Online Mixture of Experts: No-Regret Learning for Optimal Collective Decision-Making
This work addresses the challenge of efficiently combining expert predictions in online learning scenarios, such as enhancing LLM performance, though it appears incremental by building on existing bandit and mixture-of-experts frameworks.
The paper tackles the problem of aggregating outputs from multiple experts in a bandit learning setting to achieve optimal collective decision-making, proposing two algorithms that combine voting mechanisms with theoretical no-regret guarantees and applying them to fine-tune large language models for improved accuracy.

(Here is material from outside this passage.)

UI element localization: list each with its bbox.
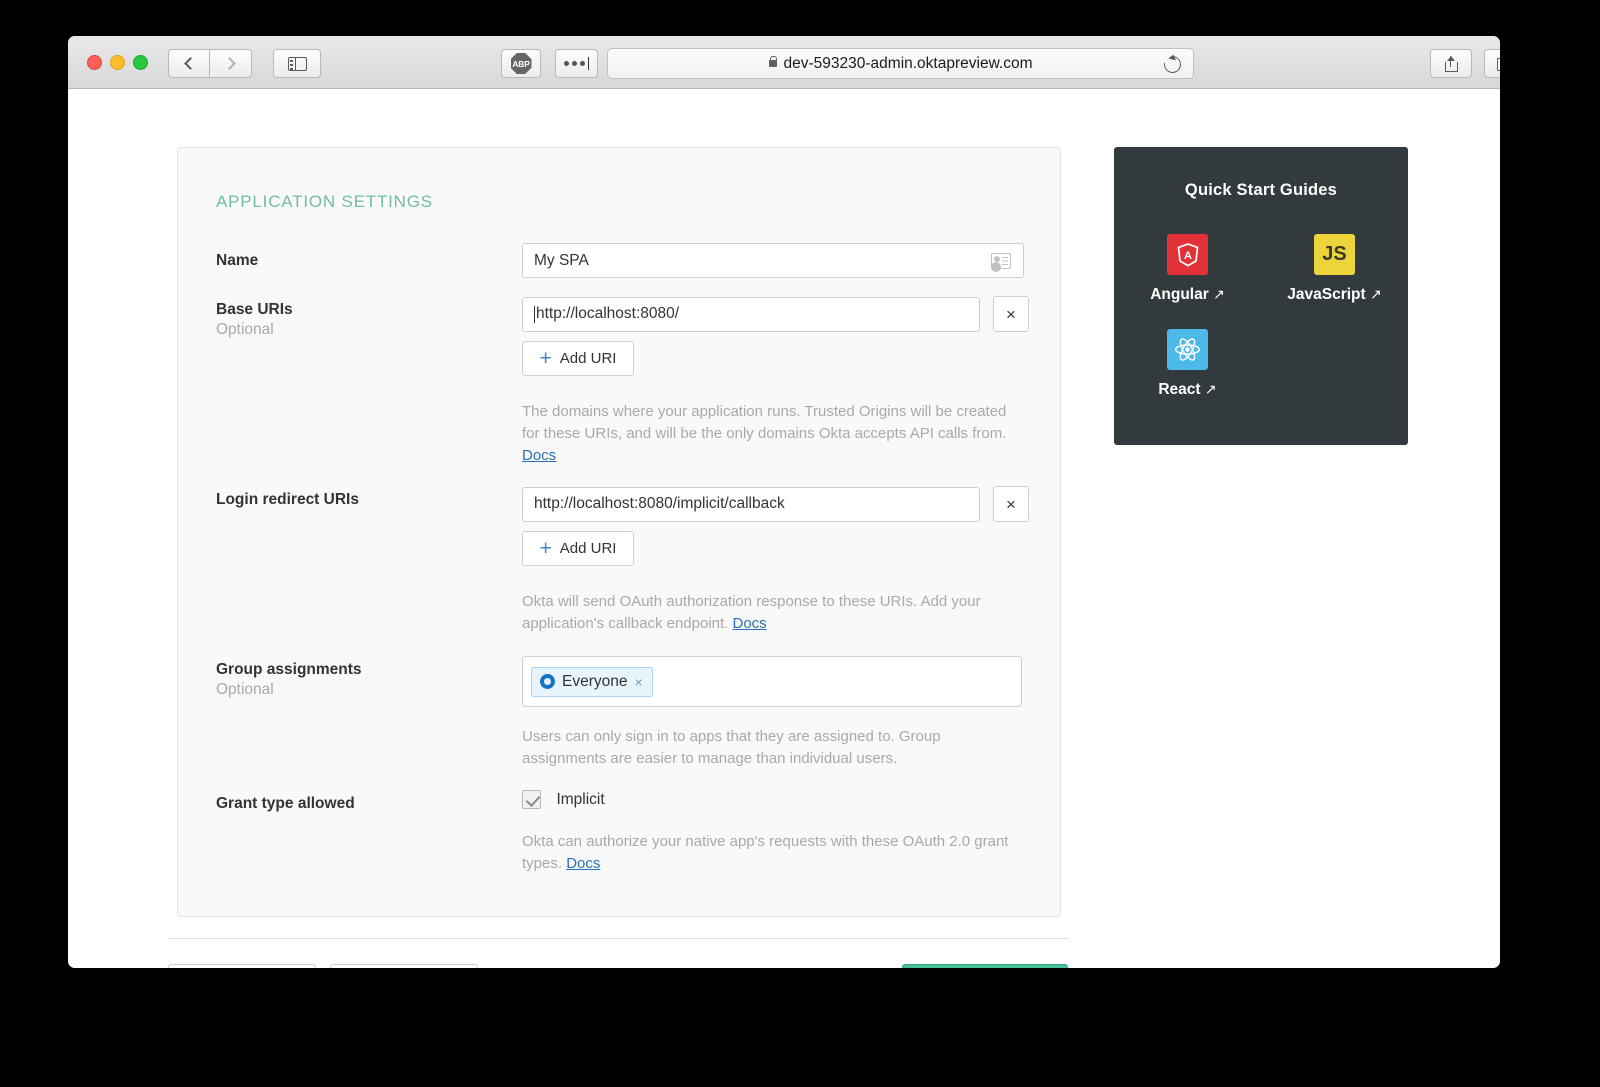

We explore the use of expert-guided bandit learning, which we refer to as online mixture-of-experts (OMoE). In this setting, given a context, a candidate committee of experts must determine how to aggregate their outputs to achieve optimal results in terms of aggregate accuracy. We propose two algorithms to address this problem. The first algorithm combines aggregate voting with UCB-driven successive elimination, efficiently pruning suboptimal exploration actions. The second algorithm employs an online weighted-majority-voting mechanism, leveraging the respective voting power of each expert proportional to their predictive power. We derive theoretical guarantees for the regret properties in the bandit setting under ideal circumstances, and empirical results are provided accordingly. As a modern study on applications, these methods are applied to the online fine-tuning of a set of expert large language models (LLMs), where after each response, the generative LLM dynamically reweighs its set of experts and/or selects the optimal committee of experts to generate the most accurate response. Our results introduce new methodologies and no-regret guarantees for combining multiple experts to improve on the performance of the an aggregate model overall.